Sedangkan Wirjodirjo (2003) mengembangkan model produksi garam dengan

pendekatan dinamik dimana faktor yang mempengaruhi terhadap usaha garam

yaitu : (1) lahan, (2) curah hujan, serta (3) net evaporasi sangat mempengaruhi

terhadap produksi. Variable curah hujan yang ada di pesisir Madura sangat

mempengaruhi terhadap produktifitas garam. Curah hujan yang berbeda-beda di

wilayah pesisir sangat mempengaruhi tingkat produktifitas garam rakyat (Purbani,

2000). Sedangkan menurut Rachman (2011) beberapa faktor yang

mempengaruhi produksi garam adalah : (1) lahan tambak garam.

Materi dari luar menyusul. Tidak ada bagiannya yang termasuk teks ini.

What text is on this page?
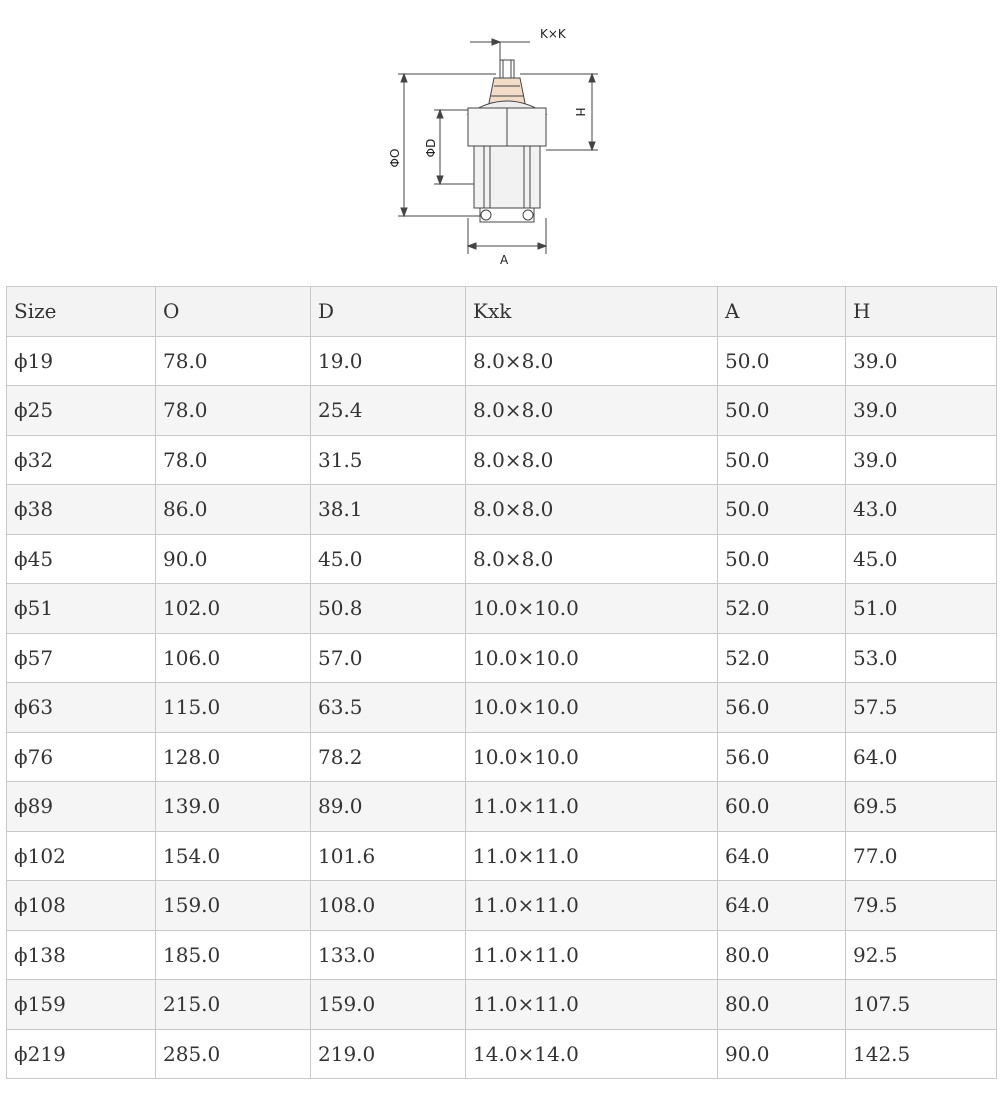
K×K
ΦO
ΦD
H
A
Size	O	D	Kxk	A	H
ϕ19	78.0	19.0	8.0×8.0	50.0	39.0
ϕ25	78.0	25.4	8.0×8.0	50.0	39.0
ϕ32	78.0	31.5	8.0×8.0	50.0	39.0
ϕ38	86.0	38.1	8.0×8.0	50.0	43.0
ϕ45	90.0	45.0	8.0×8.0	50.0	45.0
ϕ51	102.0	50.8	10.0×10.0	52.0	51.0
ϕ57	106.0	57.0	10.0×10.0	52.0	53.0
ϕ63	115.0	63.5	10.0×10.0	56.0	57.5
ϕ76	128.0	78.2	10.0×10.0	56.0	64.0
ϕ89	139.0	89.0	11.0×11.0	60.0	69.5
ϕ102	154.0	101.6	11.0×11.0	64.0	77.0
ϕ108	159.0	108.0	11.0×11.0	64.0	79.5
ϕ138	185.0	133.0	11.0×11.0	80.0	92.5
ϕ159	215.0	159.0	11.0×11.0	80.0	107.5
ϕ219	285.0	219.0	14.0×14.0	90.0	142.5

Lahan tambak

merupakan penentu dari pengaruh faktor produksi produk garam rakyat. Secara

27

umum dikatakan,semakin luas lahan (yang digarap / ditanami), semakin besar

jumlah produksi yang dihasilkan oleh lahan tersebut. (2) tenaga kerja dalam hal

ini petani garam merupakan faktor penting dalam proses produksi garam. (3)

modal untuk melakukan produksi terutama untuk persiapan pengelolaan lahan

tambak untuk menjadi meja kristal (4) teknologi, dalam meningkatkan mutu

garam, meliputi teknologi pengelolaan lahan, teknologi kristalisasi dan peralatan

lain seperti kincir dan pompa. Teknologi pasca produksi meliputi teknologi

pemurnian yaitu pencucian garam untuk membersihkan kotoran yang terkandung

dalam garam berupa pasir dan lumpur serta untuk mengurangi kadar ion – ion

seperti Ca, Mg, dan SO4. Serta Ion-ion dan senyawa tak larut lainnya.